Principle 7: Don't trust external systems to stay the same.
You integrate with a platform. It works perfectly. Then they update their API. Or change their data format. Or deprecate a feature you were using.
Suddenly your automation breaks. Not because you did anything wrong. Because they changed something.
Can't prevent this. But can make it less painful. Don't tightly couple your automation to specific API versions or data structures. Add abstraction layers that can adapt to changes.
Monitor for changes. If API responses start looking different, alert even if automation still works. Might be a sign of upcoming breaking changes.
Have fallback options when possible. If the primary integration breaks, can you temporarily fall back to a manual process or alternative source?
Principle 8: Keep it simple.
Complex automation has more failure points. More dependencies. More things that can break. More edge cases.
Simple automation is easier to maintain. Easier to debug. Fewer failure modes.
When tempted to add complexity, ask: is this necessary? Or is it nice-to-have? If it's not essential, skip it.
I've built complex automation that did 10 things. Broke constantly. Spent more time fixing it than it saved.

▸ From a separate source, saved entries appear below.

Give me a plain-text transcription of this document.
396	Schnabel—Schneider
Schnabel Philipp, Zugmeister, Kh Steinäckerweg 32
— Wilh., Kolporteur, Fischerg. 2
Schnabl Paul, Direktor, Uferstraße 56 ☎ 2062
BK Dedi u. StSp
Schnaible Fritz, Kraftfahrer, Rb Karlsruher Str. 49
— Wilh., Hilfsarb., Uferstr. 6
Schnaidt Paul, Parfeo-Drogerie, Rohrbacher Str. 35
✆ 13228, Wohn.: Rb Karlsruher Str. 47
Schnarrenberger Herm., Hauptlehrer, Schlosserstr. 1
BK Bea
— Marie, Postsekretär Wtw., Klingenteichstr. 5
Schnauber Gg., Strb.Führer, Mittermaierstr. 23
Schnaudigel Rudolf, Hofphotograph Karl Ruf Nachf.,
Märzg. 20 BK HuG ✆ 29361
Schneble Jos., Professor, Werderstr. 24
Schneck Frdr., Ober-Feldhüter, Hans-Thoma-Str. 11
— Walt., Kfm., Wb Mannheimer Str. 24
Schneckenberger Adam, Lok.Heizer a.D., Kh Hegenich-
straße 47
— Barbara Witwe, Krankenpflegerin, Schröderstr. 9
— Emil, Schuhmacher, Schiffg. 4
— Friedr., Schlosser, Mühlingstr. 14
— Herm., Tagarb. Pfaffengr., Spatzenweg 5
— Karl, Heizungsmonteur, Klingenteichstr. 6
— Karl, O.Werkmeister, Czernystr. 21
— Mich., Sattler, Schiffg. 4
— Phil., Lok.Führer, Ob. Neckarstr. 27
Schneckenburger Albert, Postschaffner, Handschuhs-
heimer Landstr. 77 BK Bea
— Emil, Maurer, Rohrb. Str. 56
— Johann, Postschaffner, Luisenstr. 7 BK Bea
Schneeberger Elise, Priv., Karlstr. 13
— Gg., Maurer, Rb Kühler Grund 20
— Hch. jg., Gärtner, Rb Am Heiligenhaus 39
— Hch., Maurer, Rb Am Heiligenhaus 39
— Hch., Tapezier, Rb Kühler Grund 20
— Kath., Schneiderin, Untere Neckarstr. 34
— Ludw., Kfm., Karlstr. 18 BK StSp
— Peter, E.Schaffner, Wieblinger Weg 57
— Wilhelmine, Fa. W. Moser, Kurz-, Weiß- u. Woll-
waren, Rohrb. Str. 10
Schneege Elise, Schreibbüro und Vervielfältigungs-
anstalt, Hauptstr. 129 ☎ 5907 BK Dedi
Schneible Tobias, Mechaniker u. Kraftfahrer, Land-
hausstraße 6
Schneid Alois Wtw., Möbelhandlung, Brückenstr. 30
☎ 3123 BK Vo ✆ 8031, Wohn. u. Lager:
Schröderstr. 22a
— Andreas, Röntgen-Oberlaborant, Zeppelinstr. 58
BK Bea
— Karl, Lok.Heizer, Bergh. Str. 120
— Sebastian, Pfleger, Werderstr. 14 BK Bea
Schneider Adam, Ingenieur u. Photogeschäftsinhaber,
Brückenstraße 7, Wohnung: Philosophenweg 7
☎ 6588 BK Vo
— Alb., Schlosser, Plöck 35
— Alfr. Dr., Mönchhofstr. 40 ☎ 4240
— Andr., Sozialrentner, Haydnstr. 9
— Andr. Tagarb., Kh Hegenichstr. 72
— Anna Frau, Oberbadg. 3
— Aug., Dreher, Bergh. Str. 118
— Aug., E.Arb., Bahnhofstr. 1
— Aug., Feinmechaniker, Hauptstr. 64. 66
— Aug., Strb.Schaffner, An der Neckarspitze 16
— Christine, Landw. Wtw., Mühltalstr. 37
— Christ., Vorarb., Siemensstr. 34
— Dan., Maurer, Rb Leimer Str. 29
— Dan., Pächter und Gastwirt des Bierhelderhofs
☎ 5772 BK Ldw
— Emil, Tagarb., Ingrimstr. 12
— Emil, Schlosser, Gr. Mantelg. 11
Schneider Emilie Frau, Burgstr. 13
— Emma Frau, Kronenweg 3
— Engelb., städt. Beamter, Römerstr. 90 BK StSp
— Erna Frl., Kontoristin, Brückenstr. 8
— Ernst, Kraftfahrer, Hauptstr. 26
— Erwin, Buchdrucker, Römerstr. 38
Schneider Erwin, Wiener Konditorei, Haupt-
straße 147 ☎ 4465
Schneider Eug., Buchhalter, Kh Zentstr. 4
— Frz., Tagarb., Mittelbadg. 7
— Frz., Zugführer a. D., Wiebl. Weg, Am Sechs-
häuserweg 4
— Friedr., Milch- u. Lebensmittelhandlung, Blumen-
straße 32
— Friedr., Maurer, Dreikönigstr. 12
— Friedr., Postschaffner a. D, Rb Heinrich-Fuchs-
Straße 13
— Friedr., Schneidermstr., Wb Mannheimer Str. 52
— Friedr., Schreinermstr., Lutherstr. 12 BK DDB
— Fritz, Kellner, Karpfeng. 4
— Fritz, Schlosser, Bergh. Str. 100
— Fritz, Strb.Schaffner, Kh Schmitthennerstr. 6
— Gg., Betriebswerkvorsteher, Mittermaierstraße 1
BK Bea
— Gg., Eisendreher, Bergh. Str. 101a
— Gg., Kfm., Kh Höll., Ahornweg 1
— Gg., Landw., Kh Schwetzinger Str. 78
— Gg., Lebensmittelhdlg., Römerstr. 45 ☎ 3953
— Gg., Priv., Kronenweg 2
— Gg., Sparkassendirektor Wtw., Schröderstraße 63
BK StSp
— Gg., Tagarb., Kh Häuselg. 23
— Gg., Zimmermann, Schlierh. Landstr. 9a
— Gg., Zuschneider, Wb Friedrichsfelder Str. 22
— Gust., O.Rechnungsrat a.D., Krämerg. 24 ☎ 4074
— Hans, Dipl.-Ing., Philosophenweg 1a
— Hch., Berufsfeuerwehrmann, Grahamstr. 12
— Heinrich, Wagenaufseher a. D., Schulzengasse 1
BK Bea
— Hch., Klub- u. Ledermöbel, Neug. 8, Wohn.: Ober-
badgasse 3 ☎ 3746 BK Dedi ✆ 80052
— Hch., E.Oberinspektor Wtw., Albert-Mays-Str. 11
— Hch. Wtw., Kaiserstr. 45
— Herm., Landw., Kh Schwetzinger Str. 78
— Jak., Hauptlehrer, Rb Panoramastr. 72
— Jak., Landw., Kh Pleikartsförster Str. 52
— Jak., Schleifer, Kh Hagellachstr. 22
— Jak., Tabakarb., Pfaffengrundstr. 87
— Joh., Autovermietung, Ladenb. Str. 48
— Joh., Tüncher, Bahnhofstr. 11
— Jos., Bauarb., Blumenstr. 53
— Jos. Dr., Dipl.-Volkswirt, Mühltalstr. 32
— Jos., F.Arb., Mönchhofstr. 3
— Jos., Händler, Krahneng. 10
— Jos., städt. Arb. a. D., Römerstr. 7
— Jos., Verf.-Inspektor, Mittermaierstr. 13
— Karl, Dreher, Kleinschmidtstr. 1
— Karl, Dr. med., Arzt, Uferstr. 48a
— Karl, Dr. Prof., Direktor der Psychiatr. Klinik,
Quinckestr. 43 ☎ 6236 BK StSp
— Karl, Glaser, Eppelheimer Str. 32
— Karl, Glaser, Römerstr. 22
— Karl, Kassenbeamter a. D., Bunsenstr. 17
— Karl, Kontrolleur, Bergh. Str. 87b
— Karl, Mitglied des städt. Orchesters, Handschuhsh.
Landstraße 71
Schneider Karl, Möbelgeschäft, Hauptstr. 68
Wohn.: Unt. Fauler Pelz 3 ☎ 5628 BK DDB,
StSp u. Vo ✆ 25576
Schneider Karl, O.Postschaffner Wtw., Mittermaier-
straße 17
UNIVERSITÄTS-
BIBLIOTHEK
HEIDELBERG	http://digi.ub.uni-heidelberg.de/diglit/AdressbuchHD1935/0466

I've built simple automation that does 3 things. Runs for months without issues. That's the goal.
The real test: Can it run unsupervised?
Good automation runs without constant babysitting. You check on it occasionally. But it handles problems itself.
Bad automation requires constant attention. Something breaks. You fix it. Something else breaks. You fix that too. Never ends.
If you're fixing your automation weekly, it's not reliable enough. Either the underlying process is too complex, or you didn't build in enough error handling.
Go back. Add retry logic. Add better error handling. Add logging. Add alerts. Make it resilient.
The best automation is boring. It just works. Quietly. In the background. You forget it exists until you notice time being saved.
That's the goal. Build boring automation that handles failures gracefully and keeps running.